Orientation and temperature dependence of some mechanical properties of the single-crystal nickel-base superalloy René N4: Part III. Tension-compression anisotropy

Abstract

Single crystal superalloy specimens with various crystallographic orientations were tested in compression at room temperature, 650, 760, 870, and 980 °C. These results are compared with the tensile behavior studied previously. The alloy, Rene* N4, was developed for gas turbine engine blades and has the nominal composition 3.7 Al, 4.2 Ti, 4 Ta, 0.5 Nb, 6 W, 1.5 Mo, 9 Cr, 7.5 Co, balance Ni, in weight percent.

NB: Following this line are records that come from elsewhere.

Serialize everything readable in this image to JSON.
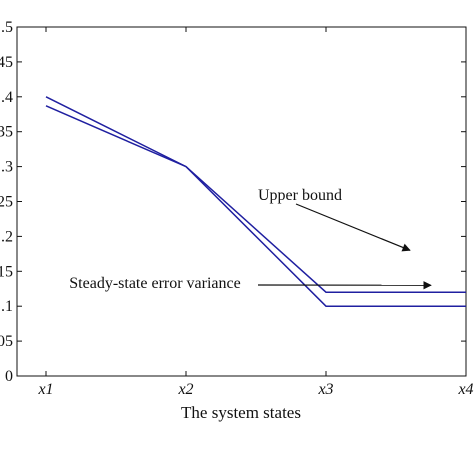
{
  "chart_data": {
    "type": "line",
    "title": "",
    "xlabel": "The system states",
    "ylabel": "",
    "categories": [
      "x1",
      "x2",
      "x3",
      "x4"
    ],
    "series": [
      {
        "values": [
          0.4,
          0.3,
          0.12,
          0.12
        ],
        "color": "#1f1fa0"
      },
      {
        "values": [
          0.387,
          0.3,
          0.1,
          0.1
        ],
        "color": "#1f1fa0"
      }
    ],
    "ylim": [
      0,
      0.5
    ],
    "ytick_labels": [
      ".5",
      ".45",
      ".4",
      ".35",
      ".3",
      ".25",
      ".2",
      ".15",
      ".1",
      ".05",
      "0"
    ],
    "grid": false,
    "annotations": [
      {
        "text": "Upper bound",
        "series": 0,
        "points_to": [
          2.6,
          0.18
        ]
      },
      {
        "text": "Steady-state error variance",
        "series": 1,
        "points_to": [
          2.75,
          0.13
        ]
      }
    ]
  }
}
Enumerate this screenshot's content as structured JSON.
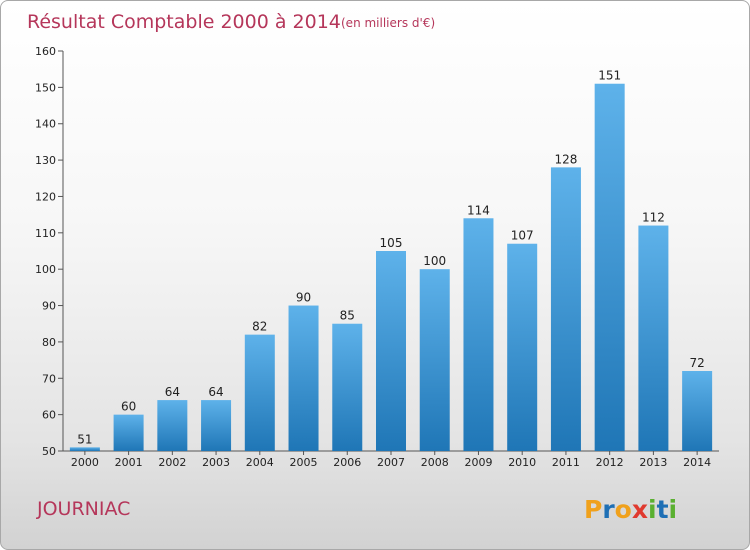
{
  "header": {
    "title": "Résultat Comptable 2000 à 2014",
    "subtitle": "(en milliers d'€)"
  },
  "footer": {
    "commune": "JOURNIAC",
    "brand": {
      "text": "Proxiti",
      "letters": [
        "P",
        "r",
        "o",
        "x",
        "i",
        "t",
        "i"
      ],
      "colors": [
        "#f0a11c",
        "#1e6fb5",
        "#f0a11c",
        "#e03a2f",
        "#5ab031",
        "#1e6fb5",
        "#5ab031"
      ]
    }
  },
  "colors": {
    "bar_top": "#5eb2ea",
    "bar_bottom": "#1f76b6",
    "accent": "#b5365a"
  },
  "chart_data": {
    "type": "bar",
    "title": "Résultat Comptable 2000 à 2014",
    "subtitle": "(en milliers d'€)",
    "categories": [
      "2000",
      "2001",
      "2002",
      "2003",
      "2004",
      "2005",
      "2006",
      "2007",
      "2008",
      "2009",
      "2010",
      "2011",
      "2012",
      "2013",
      "2014"
    ],
    "values": [
      51,
      60,
      64,
      64,
      82,
      90,
      85,
      105,
      100,
      114,
      107,
      128,
      151,
      112,
      72
    ],
    "ylim": [
      50,
      160
    ],
    "yticks": [
      50,
      60,
      70,
      80,
      90,
      100,
      110,
      120,
      130,
      140,
      150,
      160
    ],
    "grid": false,
    "legend": "none"
  }
}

Slip trace analysis showed that primary cube slip had occurred even at room temperature for the [111] specimens. With increasing test temperature more orientations exhibited primary cube slip, until at 870 °C only the orientations near [001] and [011] exhibited normal octahedral slip. The yield strength for octahedral slip was numerically analyzed using a model proposed by Lall, Chin, and Pope to explain deviations from Schmid’s law in the yielding behavior of a single phase γ’ alloy, Ni3(Al,Nb). The Schmid’s law deviations in Rene N4 were found to be largely due to a tension-compression anisotropy. This is one of the sources of the Schmid’s law violations observed in Ni3(Al, Nb) which are rationalized by the model. A second effect, which increases the strength of orientations away from [001], was found to be small in Rene N4. Analysis of recently published data on the single crystal superalloy PWA 1480 yielded the same result.